Le Yémen fait partie des pays les plus pauvres du monde. Sa population est évaluée à près de 28 millions d'habitants dont 77% vit dans les campagnes et s'adonne principalement à l'élevage et à l'agriculture. Depuis quelques décennies la culture du qāt (Catha edulis Forskal) prospère au détriment des autres cultures vivrières, notamment celle du café, et couvre plus de 30% des terres arables. La consommation du qāt, jadis réservée aux élites, touche maintenant toutes les catégories sociales tant dans les villes que dans les campagnes.
La Langue
Dans sa description de la Péninsule arabique (ṣifat ʒazīrat al-ʕarab), al-Hamdānī, polygraphe du 10e siècle, consacre un chapitre aux ''langues des habitants de la Péninsule''. A côté de l'arabe, langue dominante, il mentionne la présence du himyarite. La ''pureté'' et "l'intelligibilité'' des dialectes arabes sont appréciées en regard de l'arabe classique. AI‑Hamdānī distingue ainsi les lieux où les habitants parlent une langue «pure, correcte» (fuṣaħāʔ) ou «plutôt correcte» (lā baʔs bi faṣāħatihum), ceux qui ont une langue ''mi-correcte mi-défectueuse'' (xalīṭī min mutawassiṭ bajn faṣāħat w al‑luknat), ceux dont la langue est jugée «lamentable» (radijjat), ceux qui parlent un arabe ''complexe, incompréhensible'' (taʕaqqud), ''mêlé de himyarite'' (ʕarabī jaxluṭ ħamīrijjat), ou ''avec des éléments de himyarite'' (ʃajʔ min al-taħmīr), enfin ceux qui parlent le himyarite (al-ħamīrijjat al-qaħħat). La langue himyarite était encore parlée par une partie de la population du Yémen dans les premiers temps de l'Islam.

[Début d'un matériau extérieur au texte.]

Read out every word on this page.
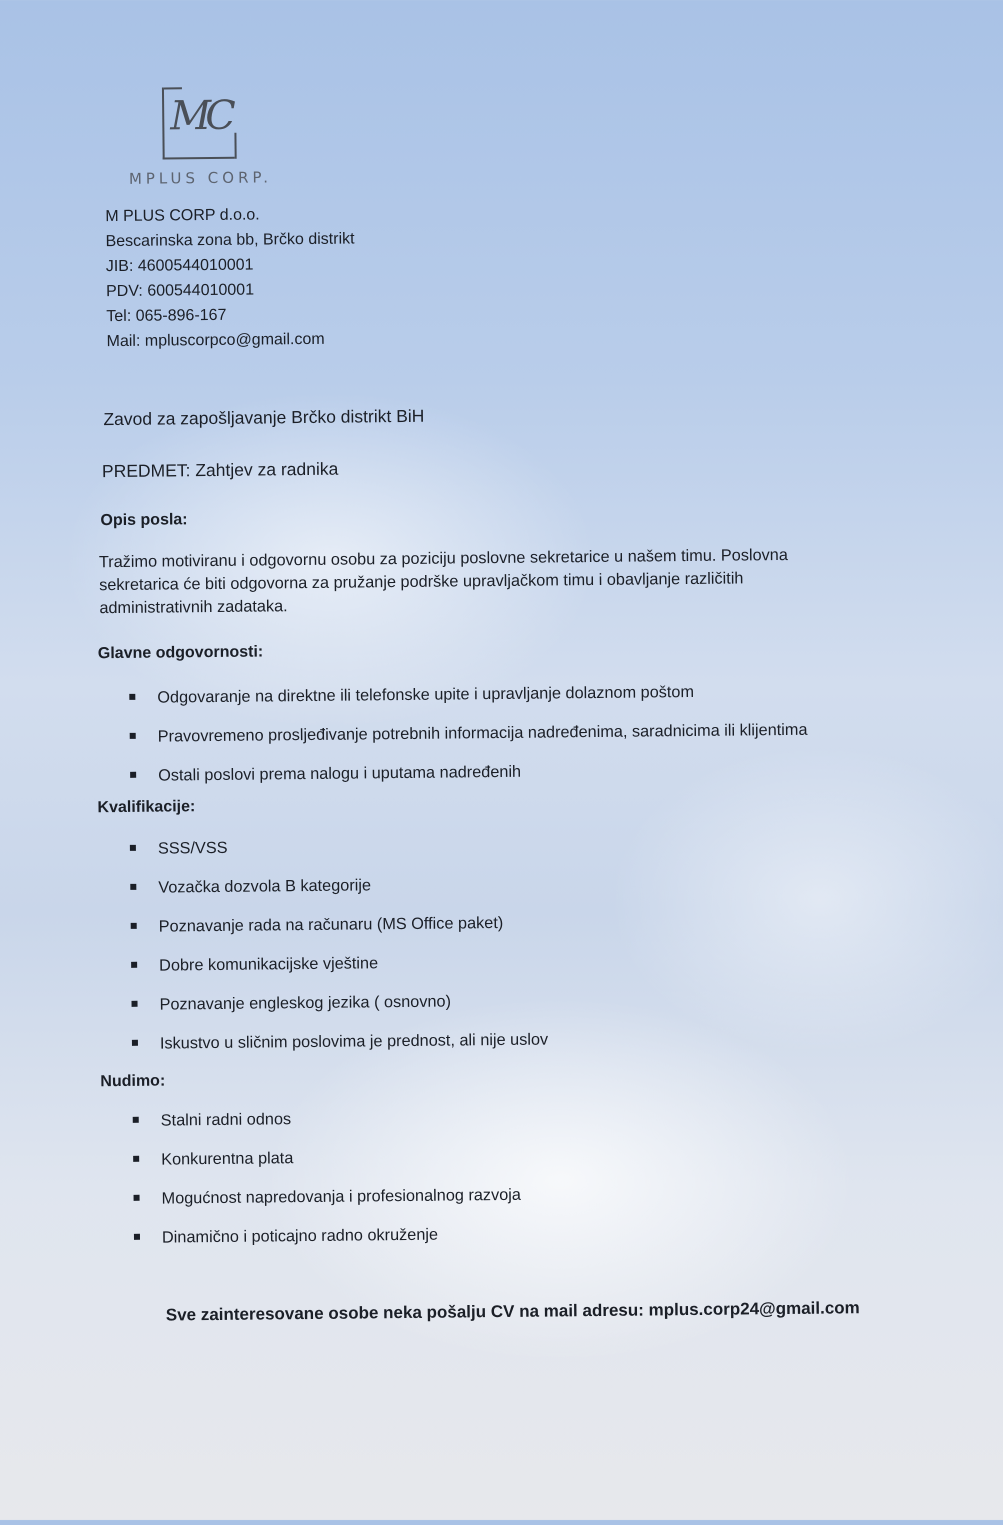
MC
MPLUS CORP.
M PLUS CORP d.o.o.
Bescarinska zona bb, Brčko distrikt
JIB: 4600544010001
PDV: 600544010001
Tel: 065-896-167
Mail: mpluscorpco@gmail.com
Zavod za zapošljavanje Brčko distrikt BiH
PREDMET: Zahtjev za radnika
Opis posla:
Tražimo motiviranu i odgovornu osobu za poziciju poslovne sekretarice u našem timu. Poslovna sekretarica će biti odgovorna za pružanje podrške upravljačkom timu i obavljanje različitih administrativnih zadataka.
Glavne odgovornosti:
Odgovaranje na direktne ili telefonske upite i upravljanje dolaznom poštom
Pravovremeno prosljeđivanje potrebnih informacija nadređenima, saradnicima ili klijentima
Ostali poslovi prema nalogu i uputama nadređenih
Kvalifikacije:
SSS/VSS
Vozačka dozvola B kategorije
Poznavanje rada na računaru (MS Office paket)
Dobre komunikacijske vještine
Poznavanje engleskog jezika ( osnovno)
Iskustvo u sličnim poslovima je prednost, ali nije uslov
Nudimo:
Stalni radni odnos
Konkurentna plata
Mogućnost napredovanja i profesionalnog razvoja
Dinamično i poticajno radno okruženje
Sve zainteresovane osobe neka pošalju CV na mail adresu: mplus.corp24@gmail.com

Aujourd'hui, le Yémen fait sans aucun doute partie des régions du monde arabophone les plus riches sur le plan dialectal, du fait de son emplacement aux confins de l'arabophonie, de son isolement politique et économique sur une longue période par rapport aux grands axes de communication sur la Méditerranée, et de sa géographie physique accidentée qui ne favorise pas les contacts internes. Cette richesse dialectale demeure insuffisamment étudiée.
Le dialecte de Sanaa
La description que fait al-Hamdānī de la situation linguistique à Sanaa est plus complexe que partout ailleurs : li kull buqʕat minhum luɣat" chaque quartier a sa propre langue". Lors de mon premier terrain à Sanaa (1984), mes interlocuteurs soutenaient que des usages nettement différenciés, réparties en fonction des quartiers coexistaient dans la ville. À dix siècles de distance, leurs propos faisaient-ils écho à ceux d'al-Hamdānī ?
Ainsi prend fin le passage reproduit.